Finding Armstrong numbers within a range is an extension of the basic Armstrong number problem. It helps beginners understand nested loops and number processing in Java.

In this tutorial, we will create a Java program to find all Armstrong numbers between a given start and end range.

By the end of this guide, you will understand how to apply Armstrong logic across multiple values using loops.

Concept Overview

An Armstrong number is equal to the sum of its digits each raised to the power of the number of digits.

We repeat this check for every number in the given range using a loop.

Program

Java
import java.util.Scanner;

public class ArmstrongRange {
    public static void main(String[] args) {
        Scanner sc = new Scanner(System.in);

        System.out.print("Enter start of range: ");
        int start = sc.nextInt();

        System.out.print("Enter end of range: ");
        int end = sc.nextInt();

        System.out.println("Armstrong numbers in the given range:");

        for (int i = start; i <= end; i++) {
            int num = i;
            int original = num;
            int sum = 0;
            int digits = String.valueOf(num).length();

            while (num != 0) {
                int digit = num % 10;
                sum += Math.pow(digit, digits);
                num = num / 10;
            }

            if (sum == original) {
                System.out.print(original + " ");
            }
        }
    }
}

Output

TEXT
Enter start of range: 1
Enter end of range: 500
Armstrong numbers in the given range:
1 153 370 371 407

Detailed Explanation

The program takes a starting and ending range from the user.

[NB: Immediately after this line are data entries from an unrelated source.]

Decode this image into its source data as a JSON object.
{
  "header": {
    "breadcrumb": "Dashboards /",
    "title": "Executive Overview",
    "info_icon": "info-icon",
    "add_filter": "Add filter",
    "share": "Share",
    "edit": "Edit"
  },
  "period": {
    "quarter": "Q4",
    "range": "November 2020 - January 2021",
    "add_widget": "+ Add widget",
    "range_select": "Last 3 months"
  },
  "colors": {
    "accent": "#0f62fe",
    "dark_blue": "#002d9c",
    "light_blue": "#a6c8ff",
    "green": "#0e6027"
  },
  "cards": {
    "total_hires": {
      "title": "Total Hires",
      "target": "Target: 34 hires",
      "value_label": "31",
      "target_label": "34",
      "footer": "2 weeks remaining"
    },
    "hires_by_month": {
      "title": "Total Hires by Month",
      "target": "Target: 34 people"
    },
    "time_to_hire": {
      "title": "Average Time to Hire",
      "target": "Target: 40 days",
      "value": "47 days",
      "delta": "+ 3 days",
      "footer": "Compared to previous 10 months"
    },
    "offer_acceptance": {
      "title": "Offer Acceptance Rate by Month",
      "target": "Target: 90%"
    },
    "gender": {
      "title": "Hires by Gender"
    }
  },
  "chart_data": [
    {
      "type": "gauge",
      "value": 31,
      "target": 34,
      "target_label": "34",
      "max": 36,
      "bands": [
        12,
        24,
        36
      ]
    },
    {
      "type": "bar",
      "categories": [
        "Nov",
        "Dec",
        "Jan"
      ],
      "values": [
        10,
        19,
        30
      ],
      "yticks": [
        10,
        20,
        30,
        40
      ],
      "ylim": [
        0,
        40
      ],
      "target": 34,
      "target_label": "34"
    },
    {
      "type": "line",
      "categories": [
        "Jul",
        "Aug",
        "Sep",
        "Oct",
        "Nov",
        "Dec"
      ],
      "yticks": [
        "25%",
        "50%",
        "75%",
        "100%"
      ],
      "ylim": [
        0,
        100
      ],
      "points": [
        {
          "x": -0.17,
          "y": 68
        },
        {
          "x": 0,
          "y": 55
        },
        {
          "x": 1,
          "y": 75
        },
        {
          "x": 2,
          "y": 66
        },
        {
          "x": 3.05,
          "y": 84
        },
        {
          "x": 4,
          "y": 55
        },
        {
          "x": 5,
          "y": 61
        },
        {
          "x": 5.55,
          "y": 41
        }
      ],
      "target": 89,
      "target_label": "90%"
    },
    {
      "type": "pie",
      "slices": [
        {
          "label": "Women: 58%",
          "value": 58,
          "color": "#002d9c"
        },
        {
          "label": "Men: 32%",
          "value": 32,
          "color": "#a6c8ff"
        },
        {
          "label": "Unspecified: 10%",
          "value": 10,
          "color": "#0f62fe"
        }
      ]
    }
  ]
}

A loop iterates through every number in the range.

For each number, it checks whether it is an Armstrong number.

The digit extraction and power calculation logic is applied inside the loop.

If the condition is satisfied, the number is printed.

Example Walkthrough

Let us consider the range 1 to 500.

The program checks each number and finds Armstrong numbers like 1, 153, 370, 371, and 407.

Applications

This logic is used in number theory problems, coding challenges, and algorithm practice.

Advantages of This Approach

This program helps beginners understand nested loops and repeated logic application.

It demonstrates how a single concept can be applied to multiple inputs.

Limitations

The program may be slow for very large ranges due to repeated calculations.

Improvements You Can Make

You can optimize digit counting without converting to a string.

You can store results in a list for further processing.

This Java program strengthens understanding of loops, conditionals, and number theory concepts.